For luxury automaker BMW of North America Inc., employee training and development is an important part of the company's culture. Lunchtime training sessions are a regular function at the Woodcliff, N.J., headquarters.

The company also needs to train its people in compliance with Equal Employment Opportunity Commission regulations, as well as business ethics and technology. But travel expenses to fly at least three trainers from New Jersey to BMW offices around the country were adding up, and the process was inefficient. "It's not cost-effective to fly someone to California to deliver a 90-minute class," says Victoria Macdonald, BMW of North America's training manager.

Macdonald chose a hosted version of Symposium, a virtual classroom product from collaboration software maker Centra Software Inc. The Symposium ASP subscription model for concurrent use is $2,500 per person, per year. The one-time fee BMW paid for 22 concurrent users to access its one-year Symposium license is equal to three business trips from New Jersey to California, she says.

Last week, Centra launched version 6 of its CentraOne content-creation and knowledge-management platform, which bundles Symposium and applications for Web conferencing, knowledge management, and content creation into one package for $6,000 a year for an individual ASP subscription to $77,500 for a 100-user license. "Increasingly, people are buying the single license," Chris Reed, VP of corporate strategy, says of the CentraOne 6.0 pricing model. Previously, customers had to purchase separate licenses for Centra applications; now they can buy one license and access various apps.

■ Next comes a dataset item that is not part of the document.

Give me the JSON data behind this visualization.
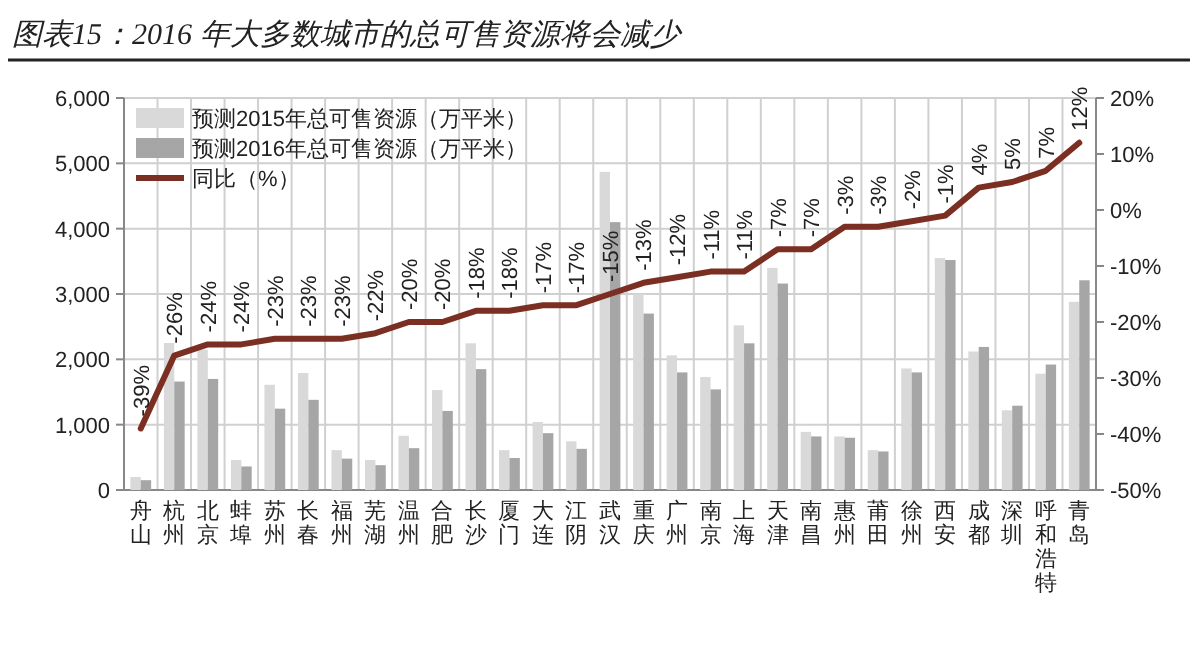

BMW will use PowerPoint slides, discussion groups, and live question-and-answer periods in Symposium's virtual classroom app to keep employees engaged as they participate in business-ethics training via PCs. Business ethics is a hot topic because of federal probes into accounting problems at many large companies. Macdonald expects the ethics surveys to generate discussion among employees. A sample question: "If your department developed training on hazardous waste handling and your spouse wants to use this training method at his or her job, is it OK to let them use that program?"

If employees are unsure of the answer, BMW guides them to resources to help them make the best decisions and understand company rules. BMW of North America wants to have all of its 1,100 employees trained in business ethics by year's end. It's testing the training software with a small group of employees and will roll it out to all employees this fall.